Il dato economico ha riportato una crescita dello 0,1% nel mese di maggio, in linea con le aspettative; lo ha comunicato questa mattina il dipartimento del Commercio Usa.

Escluso il settore automobilistico, il numero ha segnato un rialzo in maggio dello 0,3%, dopo essere cresciuto in aprile dell’1,1%.

“Le vendite al dettaglio riflettono due cose – commenta Peter Cardillo, direttore ricerche presso la banca d’investimento Westfalia Investments – la disponibilita’ all’acquisto dei consumatori e la fiducia”.

Cardillo ritiene importante che gli investitori continuino a spendere in modo da sostenere un miglioramento economico. “Se le vendite dovessero diminuire ulteriormente – conclude l’analista – le possibilita’ di ripresa si ridurrebbero in maniera consistente”.

Nonostante il forte calo, il mercato sembra aver reagito positivamente. La flessione delle vendite al dettaglio rafforza le aspettative che la Federal Reserve, la banca centrale americana, tagliera’ per la sesta volta consecutiva i tassi d’interesse in occasione del meeting del 26-27 giugno prossimo.

Il dato di maggio e’ il primo calcolato seguendo un sistema di contabilizzazione diverso dal passato.

Lo stesso nuovo sistema e’ stato utilizzato anche per i dati relativi ai beni durevoli, agli ordini alle fabbriche, alle vendite all’ingrosso e alle scorte di magazzino.

Sul fronte macroeconomico inoltre, i prezzi alle importazioni negli USA hanno registrato un rialzo dello 0,3% nel mese di maggio; lo ha comunicato questa mattina il dipartimento del Lavoro Usa.

Si tratta del primo aumento dal settembre 2000.

“Se l’economia recupera e i tassi di interesse si mantengono a un livello basso, questa potrebbe essere una combinazione vincente”, ha commentato Michael Ranis della banca d’investimento Bank Hapoalim.

Ranis ha aggiunto che ci si sta avvicinando al momento in cui l’effetto dei tagli ai tassi di interesse “si dovrebbe notare”.

Il mercato sembra per ora reggere bene ai ribassi di Lucent Technologies (LU – Nyse), colpita da un nota negativa di Standard & Poor’s.

Avaya (AV – Nyse), societa’ di telecomunicazioni nata da uno spin-off (*) di Lucent lo scorso anno, risente invece di una revisione ribassista sulle previsioni relative al fatturato del secondo semestre.
(*) Spin-off: fenomeno con il quale si indica il sorgere di una nuova societa’ (impresa figlia) a fianco di una di maggiore importanza (impresa madre) o perche’ viene scorporato un settore di attivita’ o perche’ viene affidato a un ex dipendente, che diventa imprenditore, un servizio prima svolto internamente.

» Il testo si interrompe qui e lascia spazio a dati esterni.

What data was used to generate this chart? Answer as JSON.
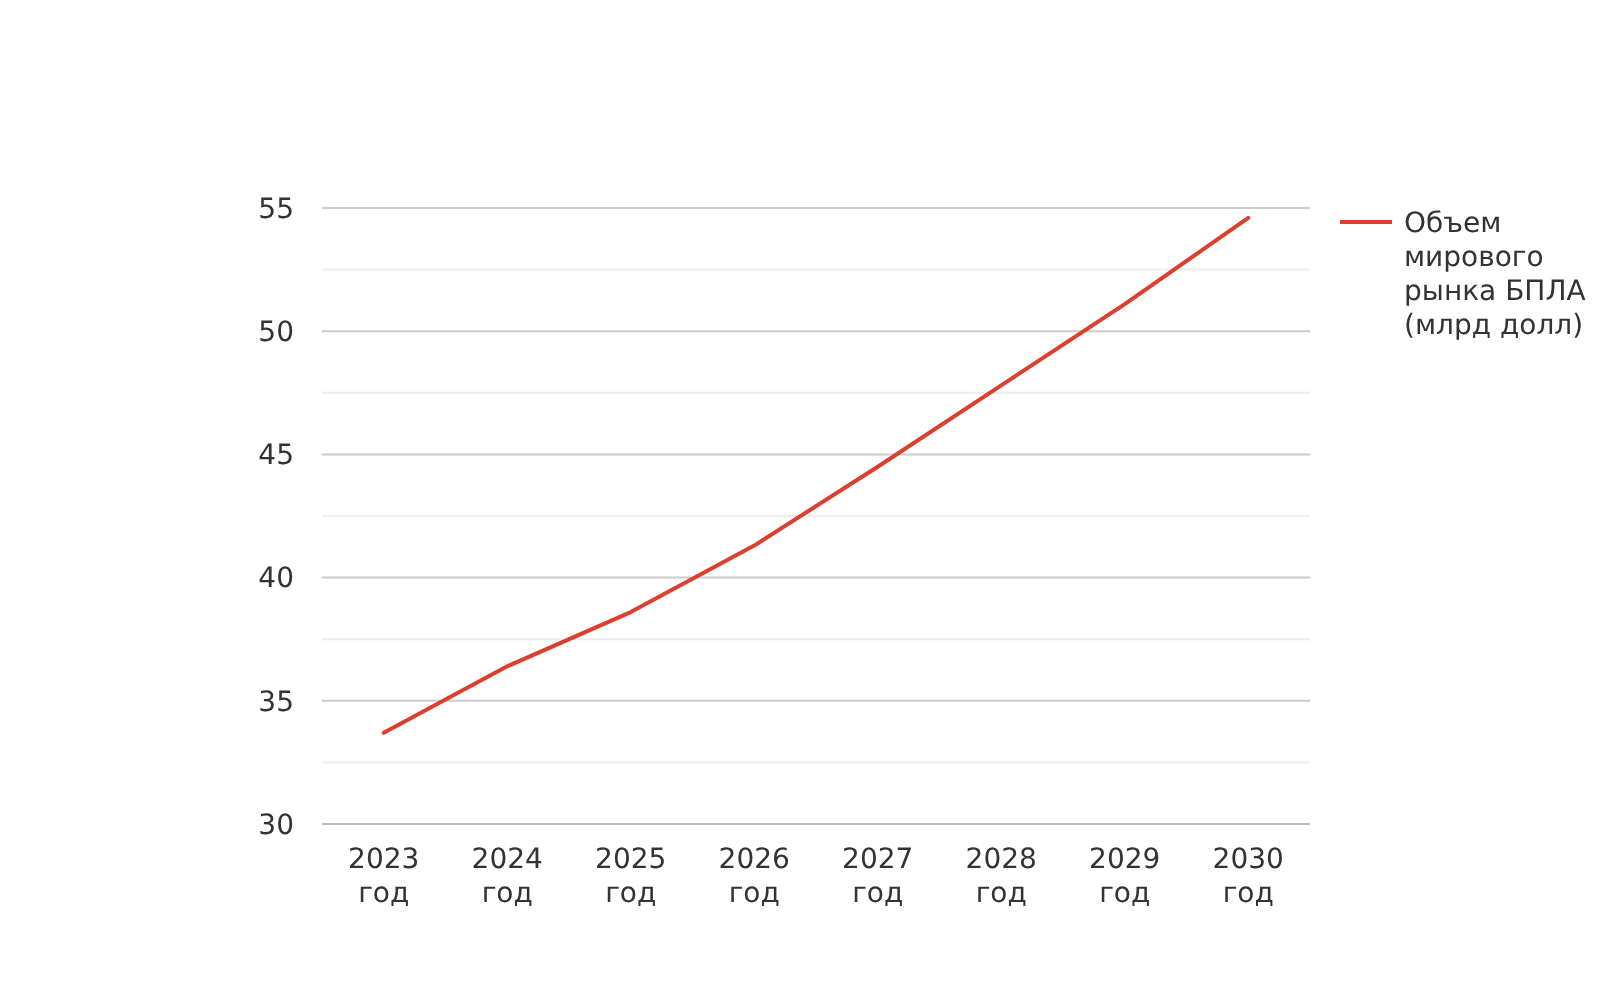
{
  "chart_data": {
    "type": "line",
    "categories": [
      "2023 год",
      "2024 год",
      "2025 год",
      "2026 год",
      "2027 год",
      "2028 год",
      "2029 год",
      "2030 год"
    ],
    "series": [
      {
        "name": "Объем мирового рынка БПЛА (млрд долл)",
        "color": "#dc3f2e",
        "values": [
          33.7,
          36.4,
          38.6,
          41.3,
          44.5,
          47.8,
          51.1,
          54.6
        ]
      }
    ],
    "ylim": [
      30,
      55
    ],
    "yticks": [
      30,
      {
        "value": 32.5,
        "label": null
      },
      35,
      {
        "value": 37.5,
        "label": null
      },
      40,
      {
        "value": 42.5,
        "label": null
      },
      45,
      {
        "value": 47.5,
        "label": null
      },
      50,
      {
        "value": 52.5,
        "label": null
      },
      55
    ],
    "grid": "y",
    "legend": "right",
    "marker": "none",
    "line_style": "solid"
  }
}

Pesanti le vendite che affliggono CMGI (CMGI – Nasdaq), azienda che opera nel settore Internet, finita sotto pressione dopo aver comunicato un’estensione delle perdite nei suoi risultati trimestrali.

Il titolo lascia sul terreno oltre il 14%.

Il gigante farmaceutico Eli Lilly (LLY – Nyse) e’ in calo dopo aver riconfermato le proprie previsioni sull’utile per azione del secondo trimestre di 73-75 centesimi e su quello annuale, stimato a $2,75-$2,85, in linea con le previsioni di First Call/Thomson Financial.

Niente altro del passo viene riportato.